L’approccio generale di «Antroposfera» risulta sottile e intrigante. Ben diverso il mood che si respira a «DigitaLife Enpower your senses», globalizzata fin dall’assurdo titolo, inaugurata alla Pelanda di Roma nell’ex Mattatoio a Testaccio (fino al 2 maggio). Una mostra, o per meglio dire un gruppo di installazioni interattive, basata sul principio di seduzione della tecnologia fine a se stessa. Denominatore comune di questi allestimenti è il sottofondo di musica sperimentale, che da solo dovrebbe garantire un surplus di intelligenza ed è invece tra i luoghi comuni più triti. Si presta al gioco persino Sakamoto, scrivendo la partitura per l’opera di Shiro Takatano: tra rumori di fondo, gocciolature, tintinnii vari, ti aspetti solo che entri una geisha a servirti una tazza di the verde.
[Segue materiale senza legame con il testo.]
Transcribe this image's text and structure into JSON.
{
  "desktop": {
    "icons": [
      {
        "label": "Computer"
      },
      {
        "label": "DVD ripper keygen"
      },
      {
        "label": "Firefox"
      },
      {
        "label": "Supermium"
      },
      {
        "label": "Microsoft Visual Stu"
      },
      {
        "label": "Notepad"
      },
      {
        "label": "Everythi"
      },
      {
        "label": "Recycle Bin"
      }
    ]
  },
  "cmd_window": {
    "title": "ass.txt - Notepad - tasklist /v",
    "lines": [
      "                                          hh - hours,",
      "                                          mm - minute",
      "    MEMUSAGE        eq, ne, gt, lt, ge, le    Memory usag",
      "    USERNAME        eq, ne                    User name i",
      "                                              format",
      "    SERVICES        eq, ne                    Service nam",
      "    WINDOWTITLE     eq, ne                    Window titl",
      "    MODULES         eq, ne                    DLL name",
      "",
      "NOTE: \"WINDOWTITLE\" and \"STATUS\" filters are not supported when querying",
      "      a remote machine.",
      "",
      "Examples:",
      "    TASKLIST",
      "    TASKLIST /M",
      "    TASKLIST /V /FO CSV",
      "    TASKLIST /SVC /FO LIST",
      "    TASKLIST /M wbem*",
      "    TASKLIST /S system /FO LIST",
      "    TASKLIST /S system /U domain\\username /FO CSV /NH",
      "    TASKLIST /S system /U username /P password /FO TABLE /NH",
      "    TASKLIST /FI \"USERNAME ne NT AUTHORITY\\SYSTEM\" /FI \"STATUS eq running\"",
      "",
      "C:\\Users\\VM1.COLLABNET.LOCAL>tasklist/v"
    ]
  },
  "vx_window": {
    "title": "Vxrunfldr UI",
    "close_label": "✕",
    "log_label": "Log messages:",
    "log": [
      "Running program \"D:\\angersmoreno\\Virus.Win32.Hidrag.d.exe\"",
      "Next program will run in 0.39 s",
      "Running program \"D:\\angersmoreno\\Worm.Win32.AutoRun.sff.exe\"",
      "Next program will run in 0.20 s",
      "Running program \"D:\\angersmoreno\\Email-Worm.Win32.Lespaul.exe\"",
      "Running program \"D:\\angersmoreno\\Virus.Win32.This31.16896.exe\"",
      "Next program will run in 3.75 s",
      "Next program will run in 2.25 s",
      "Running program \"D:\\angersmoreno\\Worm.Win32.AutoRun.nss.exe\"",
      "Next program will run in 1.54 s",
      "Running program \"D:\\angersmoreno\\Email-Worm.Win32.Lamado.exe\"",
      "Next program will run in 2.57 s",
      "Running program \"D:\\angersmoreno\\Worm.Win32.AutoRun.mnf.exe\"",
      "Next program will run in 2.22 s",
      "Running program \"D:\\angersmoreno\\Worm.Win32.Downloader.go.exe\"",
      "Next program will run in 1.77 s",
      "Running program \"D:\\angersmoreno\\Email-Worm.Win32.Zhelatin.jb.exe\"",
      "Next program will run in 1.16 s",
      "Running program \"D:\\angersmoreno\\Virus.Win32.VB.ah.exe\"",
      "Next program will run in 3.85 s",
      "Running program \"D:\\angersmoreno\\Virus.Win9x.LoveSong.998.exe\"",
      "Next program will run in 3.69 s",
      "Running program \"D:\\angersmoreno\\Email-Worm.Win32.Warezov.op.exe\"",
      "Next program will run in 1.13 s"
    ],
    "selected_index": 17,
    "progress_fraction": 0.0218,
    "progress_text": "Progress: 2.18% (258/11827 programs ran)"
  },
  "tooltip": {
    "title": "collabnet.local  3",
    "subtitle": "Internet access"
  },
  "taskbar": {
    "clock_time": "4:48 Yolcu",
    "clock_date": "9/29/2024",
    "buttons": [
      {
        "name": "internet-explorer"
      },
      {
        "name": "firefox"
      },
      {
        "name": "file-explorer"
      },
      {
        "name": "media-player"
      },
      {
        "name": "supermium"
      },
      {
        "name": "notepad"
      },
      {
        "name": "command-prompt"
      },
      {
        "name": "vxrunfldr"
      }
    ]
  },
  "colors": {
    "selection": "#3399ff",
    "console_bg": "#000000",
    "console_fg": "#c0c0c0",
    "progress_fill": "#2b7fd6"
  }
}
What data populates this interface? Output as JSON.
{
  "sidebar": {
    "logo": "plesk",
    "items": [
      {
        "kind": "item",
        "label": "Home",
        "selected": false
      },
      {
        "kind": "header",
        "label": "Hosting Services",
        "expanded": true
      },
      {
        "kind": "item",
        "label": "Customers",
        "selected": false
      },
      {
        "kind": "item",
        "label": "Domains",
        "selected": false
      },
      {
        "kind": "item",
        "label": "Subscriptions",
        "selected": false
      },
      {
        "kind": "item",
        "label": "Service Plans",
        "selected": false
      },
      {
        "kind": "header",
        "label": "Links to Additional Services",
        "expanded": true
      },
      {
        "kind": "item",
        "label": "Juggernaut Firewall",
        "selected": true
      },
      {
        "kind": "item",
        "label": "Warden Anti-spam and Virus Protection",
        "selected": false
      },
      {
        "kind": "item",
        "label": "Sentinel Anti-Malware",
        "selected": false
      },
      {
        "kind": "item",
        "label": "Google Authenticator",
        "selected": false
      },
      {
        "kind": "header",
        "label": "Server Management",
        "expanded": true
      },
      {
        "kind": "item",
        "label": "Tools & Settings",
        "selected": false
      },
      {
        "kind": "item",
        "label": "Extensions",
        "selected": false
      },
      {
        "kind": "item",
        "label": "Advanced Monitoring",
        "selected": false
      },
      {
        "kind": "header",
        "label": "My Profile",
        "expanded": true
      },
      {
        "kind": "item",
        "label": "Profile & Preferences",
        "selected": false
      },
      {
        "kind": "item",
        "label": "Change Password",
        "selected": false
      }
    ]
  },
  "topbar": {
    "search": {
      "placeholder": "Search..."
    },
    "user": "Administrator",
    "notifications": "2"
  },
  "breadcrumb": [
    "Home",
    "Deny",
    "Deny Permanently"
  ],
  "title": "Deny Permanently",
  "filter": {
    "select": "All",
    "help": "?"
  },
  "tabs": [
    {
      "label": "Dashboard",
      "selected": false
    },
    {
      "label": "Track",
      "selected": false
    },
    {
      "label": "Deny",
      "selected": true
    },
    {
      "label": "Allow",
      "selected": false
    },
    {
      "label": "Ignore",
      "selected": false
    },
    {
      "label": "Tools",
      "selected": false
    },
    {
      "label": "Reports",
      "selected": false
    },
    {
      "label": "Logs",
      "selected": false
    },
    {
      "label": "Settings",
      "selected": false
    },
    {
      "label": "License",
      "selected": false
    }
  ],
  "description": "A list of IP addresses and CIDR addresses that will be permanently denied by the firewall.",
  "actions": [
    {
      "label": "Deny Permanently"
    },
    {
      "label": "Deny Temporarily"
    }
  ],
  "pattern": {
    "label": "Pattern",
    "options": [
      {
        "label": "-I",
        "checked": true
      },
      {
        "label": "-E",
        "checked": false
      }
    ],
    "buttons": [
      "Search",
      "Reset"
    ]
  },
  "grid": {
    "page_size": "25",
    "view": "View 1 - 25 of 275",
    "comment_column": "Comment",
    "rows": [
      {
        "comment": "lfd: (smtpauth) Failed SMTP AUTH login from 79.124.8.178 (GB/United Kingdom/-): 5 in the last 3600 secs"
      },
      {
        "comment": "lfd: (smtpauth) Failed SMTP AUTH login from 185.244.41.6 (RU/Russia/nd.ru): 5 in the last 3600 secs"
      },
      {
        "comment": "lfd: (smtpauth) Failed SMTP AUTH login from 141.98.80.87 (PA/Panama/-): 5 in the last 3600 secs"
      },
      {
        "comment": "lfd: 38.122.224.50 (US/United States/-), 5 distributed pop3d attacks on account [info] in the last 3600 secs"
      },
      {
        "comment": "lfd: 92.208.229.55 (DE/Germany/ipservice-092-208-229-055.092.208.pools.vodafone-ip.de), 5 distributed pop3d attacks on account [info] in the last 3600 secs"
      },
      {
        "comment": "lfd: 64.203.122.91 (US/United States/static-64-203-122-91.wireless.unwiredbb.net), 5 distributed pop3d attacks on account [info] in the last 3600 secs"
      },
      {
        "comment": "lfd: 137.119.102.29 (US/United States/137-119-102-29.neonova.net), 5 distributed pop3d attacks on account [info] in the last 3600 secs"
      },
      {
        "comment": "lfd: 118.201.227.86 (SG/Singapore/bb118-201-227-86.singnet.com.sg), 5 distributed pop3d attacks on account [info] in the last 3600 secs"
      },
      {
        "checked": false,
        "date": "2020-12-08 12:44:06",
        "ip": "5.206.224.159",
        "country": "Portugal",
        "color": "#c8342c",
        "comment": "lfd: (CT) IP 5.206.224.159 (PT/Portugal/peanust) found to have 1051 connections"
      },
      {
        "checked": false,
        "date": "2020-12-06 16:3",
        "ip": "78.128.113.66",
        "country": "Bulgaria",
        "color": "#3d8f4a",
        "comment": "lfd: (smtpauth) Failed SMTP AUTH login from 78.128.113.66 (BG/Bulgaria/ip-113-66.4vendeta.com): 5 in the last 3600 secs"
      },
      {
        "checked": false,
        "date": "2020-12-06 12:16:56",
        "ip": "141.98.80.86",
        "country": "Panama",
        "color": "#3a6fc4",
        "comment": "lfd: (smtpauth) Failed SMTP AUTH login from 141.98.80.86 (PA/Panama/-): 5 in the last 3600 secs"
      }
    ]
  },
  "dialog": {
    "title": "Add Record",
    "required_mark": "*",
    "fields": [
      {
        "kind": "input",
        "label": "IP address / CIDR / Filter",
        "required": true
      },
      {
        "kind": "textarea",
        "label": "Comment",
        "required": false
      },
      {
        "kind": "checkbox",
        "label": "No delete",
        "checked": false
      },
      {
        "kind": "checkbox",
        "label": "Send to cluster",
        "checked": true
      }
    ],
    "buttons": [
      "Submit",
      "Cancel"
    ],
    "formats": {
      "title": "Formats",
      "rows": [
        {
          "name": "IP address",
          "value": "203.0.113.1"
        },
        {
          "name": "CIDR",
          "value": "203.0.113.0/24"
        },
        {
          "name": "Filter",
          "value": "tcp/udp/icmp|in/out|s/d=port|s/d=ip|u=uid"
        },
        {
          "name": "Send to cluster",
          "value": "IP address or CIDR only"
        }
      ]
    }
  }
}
Anche una tecnica antica come la pittura può rapportarsi oggi alla scienza. Prendiamo il duo campano TTozoi (Forgione e Rossi), presentati al Castel dell’Ovo di Napoli (fino al 20 marzo). I loro dipinti astratti sembrano citazioni dall’Informale e invece sono ottenuti cospargendo le tele di pigmenti e materie organiche lasciate riposare per una settimana dentro una serra umida allo scopo di ottenere una muffa.

Nemmeno gli artisti sanno che cosa ne verrà fuori, così il quadro si fa da solo secondo un processo naturale alterato dalla scienza. Ciò che normalmente verrebbe scartato, perché stantio e marcescente, è invece il primo possibile stadio di una «rinascita» artistica, senza produrre un surplus di materie ed elementi ma riciclando l’esistente.